My mission includes that “every match is one in which I learn and grow.” I learned that even those rituals that were part of my game in the past had been at rest for two years. That these were habits out of which I had fallen. I would need to practice these pre, during and post match rituals again until they become a part of me. No habit can survive without repetition.
Most of all, what this return to competition gave to me was that recognition that I still love it. The challenges of needing to reach deeply, to problem solve, to stay optimistic, to fight when it feels like I have nothing left, to refuse to lose, to ignite the right emotions, to revel in the obstacles, to welcome the adversity, to stumble and get up, to push myself beyond the ordinary. These experiences push me and pull me. They expand me. Each piece is one that takes me farther up some mountain, one that will have rewards about which I am not even aware.

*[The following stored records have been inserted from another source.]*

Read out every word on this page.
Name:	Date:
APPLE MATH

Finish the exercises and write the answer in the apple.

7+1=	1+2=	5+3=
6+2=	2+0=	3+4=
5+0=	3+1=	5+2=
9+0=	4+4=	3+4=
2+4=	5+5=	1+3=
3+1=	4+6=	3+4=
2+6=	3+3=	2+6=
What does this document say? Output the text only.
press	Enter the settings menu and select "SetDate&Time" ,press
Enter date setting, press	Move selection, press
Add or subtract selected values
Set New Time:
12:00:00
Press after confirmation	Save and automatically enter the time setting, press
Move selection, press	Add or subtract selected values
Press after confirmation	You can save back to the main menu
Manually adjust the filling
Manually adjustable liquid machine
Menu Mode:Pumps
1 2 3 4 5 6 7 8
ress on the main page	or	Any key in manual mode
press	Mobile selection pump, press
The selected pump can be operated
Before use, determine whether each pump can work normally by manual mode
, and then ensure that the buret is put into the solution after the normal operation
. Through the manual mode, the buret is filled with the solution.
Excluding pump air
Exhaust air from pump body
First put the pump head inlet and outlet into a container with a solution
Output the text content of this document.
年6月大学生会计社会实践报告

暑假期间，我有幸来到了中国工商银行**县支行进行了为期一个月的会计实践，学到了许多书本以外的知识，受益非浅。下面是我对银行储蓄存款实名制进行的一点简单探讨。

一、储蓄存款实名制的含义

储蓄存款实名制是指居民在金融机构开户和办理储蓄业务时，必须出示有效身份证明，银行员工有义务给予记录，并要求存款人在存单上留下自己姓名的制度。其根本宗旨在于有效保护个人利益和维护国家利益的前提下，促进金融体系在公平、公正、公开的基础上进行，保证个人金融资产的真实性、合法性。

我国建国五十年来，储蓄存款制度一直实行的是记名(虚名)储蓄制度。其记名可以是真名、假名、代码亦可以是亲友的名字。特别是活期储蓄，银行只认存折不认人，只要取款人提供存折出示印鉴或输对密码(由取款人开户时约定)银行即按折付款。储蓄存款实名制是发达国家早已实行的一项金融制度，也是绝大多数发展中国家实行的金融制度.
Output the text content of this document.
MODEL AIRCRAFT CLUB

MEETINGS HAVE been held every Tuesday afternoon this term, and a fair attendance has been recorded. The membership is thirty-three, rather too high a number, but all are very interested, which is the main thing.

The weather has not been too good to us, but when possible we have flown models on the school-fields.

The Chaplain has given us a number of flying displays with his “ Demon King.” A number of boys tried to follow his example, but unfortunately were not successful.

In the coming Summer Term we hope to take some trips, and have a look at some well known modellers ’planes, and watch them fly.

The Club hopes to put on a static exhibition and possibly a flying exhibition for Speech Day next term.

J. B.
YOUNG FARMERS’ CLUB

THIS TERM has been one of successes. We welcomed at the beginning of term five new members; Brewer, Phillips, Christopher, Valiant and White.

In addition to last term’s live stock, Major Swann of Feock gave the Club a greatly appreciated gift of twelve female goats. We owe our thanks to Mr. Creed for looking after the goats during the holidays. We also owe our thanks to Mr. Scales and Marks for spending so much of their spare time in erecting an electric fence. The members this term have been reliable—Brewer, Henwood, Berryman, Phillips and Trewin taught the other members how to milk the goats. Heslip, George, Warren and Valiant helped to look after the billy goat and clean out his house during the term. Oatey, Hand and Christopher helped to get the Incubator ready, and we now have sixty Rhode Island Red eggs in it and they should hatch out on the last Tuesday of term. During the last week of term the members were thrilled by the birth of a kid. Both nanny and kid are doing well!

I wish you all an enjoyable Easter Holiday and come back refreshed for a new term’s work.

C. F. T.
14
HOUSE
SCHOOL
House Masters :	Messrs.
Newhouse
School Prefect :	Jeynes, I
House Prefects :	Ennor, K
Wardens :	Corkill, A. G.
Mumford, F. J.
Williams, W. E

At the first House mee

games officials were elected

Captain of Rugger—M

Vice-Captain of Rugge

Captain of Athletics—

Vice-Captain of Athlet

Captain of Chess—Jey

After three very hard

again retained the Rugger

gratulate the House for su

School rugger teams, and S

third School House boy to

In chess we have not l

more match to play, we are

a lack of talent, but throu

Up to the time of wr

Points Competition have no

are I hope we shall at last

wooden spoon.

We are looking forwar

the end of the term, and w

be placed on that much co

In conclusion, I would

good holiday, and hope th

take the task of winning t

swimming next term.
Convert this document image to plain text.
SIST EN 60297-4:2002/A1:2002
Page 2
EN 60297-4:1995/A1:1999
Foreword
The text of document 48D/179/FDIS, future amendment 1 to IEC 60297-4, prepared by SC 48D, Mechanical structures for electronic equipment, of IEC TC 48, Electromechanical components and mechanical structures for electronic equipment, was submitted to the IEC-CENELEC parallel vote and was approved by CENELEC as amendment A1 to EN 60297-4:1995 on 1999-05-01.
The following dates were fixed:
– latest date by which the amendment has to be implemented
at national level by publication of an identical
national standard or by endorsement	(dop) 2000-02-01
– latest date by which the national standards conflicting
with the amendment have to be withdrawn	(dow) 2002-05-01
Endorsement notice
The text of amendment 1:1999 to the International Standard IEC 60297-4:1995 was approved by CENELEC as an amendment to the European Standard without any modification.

The difficult days of the last few years strengthened me to the point where, at least for these couple of days, a weak physical was not as powerful as the strong spirit that has grown within me.
I now have two weeks to prepare for my favorite event, the National Grass Court Championships. It will be played at the historic West Side Tennis Club in Forest Hills, NY. It is time to rededicate myself to my rituals. To eat well, exercise daily, hydrate, to access hope-filled emotions, maintain focus, to stay in the present and to continue deepen my spirt though acceptance of what is in the moment, non-judgment of others, detachment from positions of right vs wrong and forgiveness of myself for my inability to be perfect.